|munged . a . byte \müngd' a bite\ n [ slang munged (broken) + byte (unit of measure) ] 1 : A derisive term substituted for megabyte in cases where megabyte is used to represent 1,000,000 bytes (219.9) instead of the customary 1,048,576 bytes (220). 2 : Smaller than advertised.|
|mung . a . byte \müng' a bite\ n [ variation on mungabyte ]|
|mugged' . a . byte \mügged' a bite\ n [ slang mugged (robbed) + byte (unit of measure): variation on mungabyte suggested by Warren Pencak ]|
Why do we need this new word? Examine the the installation instructions of just about any recently manufactured hard drive for some verbage along the lines of "We define a megabyte as 1,000,000 bytes". It will be followed with a resonable sounding but bogus explanation of why your PC's CMOS settings will show a smaller capacity of the disk drive. This is because the PC counts 1,048,576 bytes as a megabyte.
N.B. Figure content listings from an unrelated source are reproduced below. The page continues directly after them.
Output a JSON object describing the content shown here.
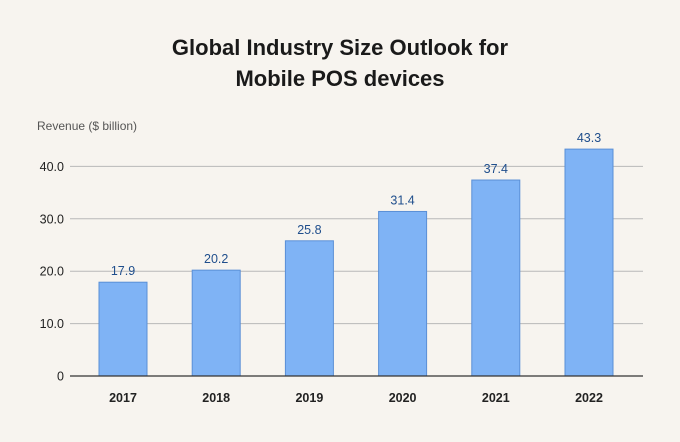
{
  "chart_data": {
    "type": "bar",
    "title_line1": "Global Industry Size Outlook for",
    "title_line2": "Mobile POS devices",
    "ylabel": "Revenue ($ billion)",
    "xlabel": "",
    "categories": [
      "2017",
      "2018",
      "2019",
      "2020",
      "2021",
      "2022"
    ],
    "values": [
      17.9,
      20.2,
      25.8,
      31.4,
      37.4,
      43.3
    ],
    "data_labels": [
      "17.9",
      "20.2",
      "25.8",
      "31.4",
      "37.4",
      "43.3"
    ],
    "ylim": [
      0,
      44
    ],
    "yticks": [
      0,
      10,
      20,
      30,
      40
    ],
    "ytick_labels": [
      "0",
      "10.0",
      "20.0",
      "30.0",
      "40.0"
    ],
    "grid": true,
    "colors": {
      "bar_fill": "#7fb3f5",
      "bar_stroke": "#5a8fd6",
      "label": "#1f4e8c"
    }
  }
}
A pretty good analogy of this is that your computer system (and the rest of the industry) defines a linear foot as 12 inches, but the hard disk makers say it is 10 inches!
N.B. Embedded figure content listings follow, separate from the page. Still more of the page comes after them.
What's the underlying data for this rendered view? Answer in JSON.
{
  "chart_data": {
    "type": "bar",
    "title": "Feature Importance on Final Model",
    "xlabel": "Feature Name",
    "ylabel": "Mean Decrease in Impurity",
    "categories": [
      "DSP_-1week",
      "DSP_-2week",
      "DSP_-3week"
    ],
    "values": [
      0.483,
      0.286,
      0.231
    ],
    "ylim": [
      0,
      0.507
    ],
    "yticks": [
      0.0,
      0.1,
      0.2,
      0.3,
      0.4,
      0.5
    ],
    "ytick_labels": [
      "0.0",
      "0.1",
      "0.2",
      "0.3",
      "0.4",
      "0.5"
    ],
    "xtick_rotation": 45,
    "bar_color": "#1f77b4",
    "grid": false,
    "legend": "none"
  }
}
The shortchanging of consumers increases with disk capacity: If you purchase what you think is a 2.5 gigabyte disk drive, the manufacture will probably mark it as being 2500 megabytes. It should really read 2500 mungedabytes because it is short 121,634,816 bytes, or the equivalent of $18.56 if you paid $400.00 for the drive. (The price $400 is arbitrary: slightly more than EIDE; slightly less than SCSI.)
The funny thing is that floppy disks, memory chips, and so on all have the honest, actual capacity on them. Only the hard drive makers pull this sleazy marketing stunt.
It only took 10 years for justice to prevail. Computerworld (1-Nov-2007) reports that Segate lost a suit for the misleading use of decimal megabites instead of binary megabytes. The difference made the disk drives appear 7% larger then they actually were. Segate will have to refund 5% of the net price of drives under the settlement.